HTML is famously known for not being a regular language. An explanation isn't required, you can find many formal proofs online (indeed, a junior year CS student should be able to write a proof after their DS/algo/automata classes).

This very old post is funny because despite it being so famously known as being irregular, stack overflow questions kept popping up asking how to use regular expressions to parse HTML, which you can't do.

[-] expr@programming.dev 6 points 8 months ago

It's not the case that viruses can't exist on Linux, it's just very improbable through normal usage. The key difference is that the overwhelming majority of software installed on Linux is through a package manager, which is a tool that downloads software from a maintained, trusted, and vetted repository of software. So instead of googling "Firefox download", clicking on (hopefully) the right link (and getting this right gets harder and harder with Google fucking up search results), and downloading the software from the website, you simply execute a command in your terminal like apt install firefox (for Debian-based systems, command can vary by distro you're using) and it pulls the software from a trusted repository. This alone eliminates the most common attack vectors, since usually Windows users get viruses by downloading random executables off the internet.

Generally, the way you get viruses on a Linux system are through finding/exploiting vulnerabilities in software which is very hard to pull off generally and are usually resolved fairly quickly once they're discovered (And of course, Linux is not unique in this respect, any computer can be target of such attacks).

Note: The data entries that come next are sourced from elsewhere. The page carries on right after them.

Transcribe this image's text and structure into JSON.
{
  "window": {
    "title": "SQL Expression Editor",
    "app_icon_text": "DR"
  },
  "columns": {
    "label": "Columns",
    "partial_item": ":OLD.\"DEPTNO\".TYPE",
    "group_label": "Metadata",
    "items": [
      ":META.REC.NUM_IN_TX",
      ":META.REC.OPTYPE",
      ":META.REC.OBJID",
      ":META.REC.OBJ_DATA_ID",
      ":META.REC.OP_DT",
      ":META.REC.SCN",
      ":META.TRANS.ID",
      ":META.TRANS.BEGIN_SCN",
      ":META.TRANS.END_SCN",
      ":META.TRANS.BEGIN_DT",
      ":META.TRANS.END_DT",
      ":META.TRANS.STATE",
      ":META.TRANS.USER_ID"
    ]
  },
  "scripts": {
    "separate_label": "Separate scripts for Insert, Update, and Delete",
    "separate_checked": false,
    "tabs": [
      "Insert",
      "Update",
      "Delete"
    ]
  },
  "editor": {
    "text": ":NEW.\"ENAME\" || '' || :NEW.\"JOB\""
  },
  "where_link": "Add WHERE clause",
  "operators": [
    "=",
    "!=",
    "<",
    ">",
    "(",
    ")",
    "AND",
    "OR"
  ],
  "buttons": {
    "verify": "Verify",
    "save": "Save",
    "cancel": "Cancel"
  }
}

[-] expr@programming.dev 6 points 8 months ago

It's less of an issue of reviewing all packages than it is that this causes DOS in the first place. It's pretty damn stupid that you can't unpublish packages others depend on, and the whole recursive dependencies thing makes the situation a lot worse than it otherwise would be. Neither of these are issues with other package registries.

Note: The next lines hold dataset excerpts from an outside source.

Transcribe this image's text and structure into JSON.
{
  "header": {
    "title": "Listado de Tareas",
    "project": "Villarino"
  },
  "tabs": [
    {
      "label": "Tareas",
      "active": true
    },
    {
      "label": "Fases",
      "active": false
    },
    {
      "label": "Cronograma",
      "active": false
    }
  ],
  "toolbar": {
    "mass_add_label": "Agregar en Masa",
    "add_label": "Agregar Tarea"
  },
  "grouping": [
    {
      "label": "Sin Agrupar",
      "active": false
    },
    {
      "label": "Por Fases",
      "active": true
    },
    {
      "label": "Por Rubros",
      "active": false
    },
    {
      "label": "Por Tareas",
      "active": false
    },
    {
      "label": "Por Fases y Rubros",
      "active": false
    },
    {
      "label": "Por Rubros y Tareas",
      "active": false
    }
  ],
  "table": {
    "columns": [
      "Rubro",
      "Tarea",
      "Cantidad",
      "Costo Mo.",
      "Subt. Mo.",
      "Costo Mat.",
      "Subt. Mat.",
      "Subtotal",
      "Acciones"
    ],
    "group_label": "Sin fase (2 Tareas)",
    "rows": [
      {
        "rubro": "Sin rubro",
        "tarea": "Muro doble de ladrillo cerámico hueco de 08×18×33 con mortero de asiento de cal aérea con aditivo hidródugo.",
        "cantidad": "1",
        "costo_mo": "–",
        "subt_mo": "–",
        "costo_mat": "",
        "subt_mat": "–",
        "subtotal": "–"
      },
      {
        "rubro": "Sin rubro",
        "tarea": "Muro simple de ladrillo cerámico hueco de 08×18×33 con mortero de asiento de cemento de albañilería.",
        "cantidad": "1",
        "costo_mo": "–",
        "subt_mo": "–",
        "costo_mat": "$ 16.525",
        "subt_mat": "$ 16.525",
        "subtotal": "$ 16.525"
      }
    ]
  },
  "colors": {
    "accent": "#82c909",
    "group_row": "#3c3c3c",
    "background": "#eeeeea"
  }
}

[-] expr@programming.dev 7 points 9 months ago

This true, though Republicans have gerrymandered the districts so bad that it almost always ends up as all Republican anyway. Look at how crazy this looks: https://en.m.wikipedia.org/wiki/Nebraska%27s_congressional_districts#/media/File%3ANebraska_Congressional_Districts%2C_118th_Congress.tif.

For some fucking reason, Lincoln (a liberal city that's the second largest in Nebraska) is in the same district as a bunch of rural towns that I would have to drive for hours to get to. Sarpy county, which most consider to be a part of Omaha (and again, is about an hour-ish drive from Lincoln, was recently switched to our district because they are largely conservative, and they redrew it just before we were supposed to be electing our new congressperson (which, by the way, was a special election because the previous Republican congressman was convicted of felonies relating to lying about foreign campaign contributions, go figure). A democrat swept Lincoln, but lost because they piled on enough rural counties in the fucked up map. Republicans have no respect for democracy.

[-] expr@programming.dev 6 points 11 months ago

Huh, my local Walgreens is usually like 1-2 pharmacists, 3-4 techs, and 2-3 people for non-pharmacy.

[-] expr@programming.dev 7 points 1 year ago

It's a pretty natural consequence of other languages simply not having a concept or word for the thing that we're trying to abstract over, so better names simply don't exist. I've yet to see anyone come up with a better name than "monad" for the concept. Same for monoids. We may as well use the names that come from math and are already used extensively rather than trying to invent some new name that would invariably be misleading anyway.

Every single programming language is chock full of jargon that is basically meaningless to anyone unfamiliar with it. It's really no different. The only difference is that monads are fundamentally an unfamiliar concept to many imperative programmers, particularly because programming in that style pretty much upends a basic assumption imperative programmers tend to have (namely, that the semantics of sequencing operations is a global, immutable property of programs).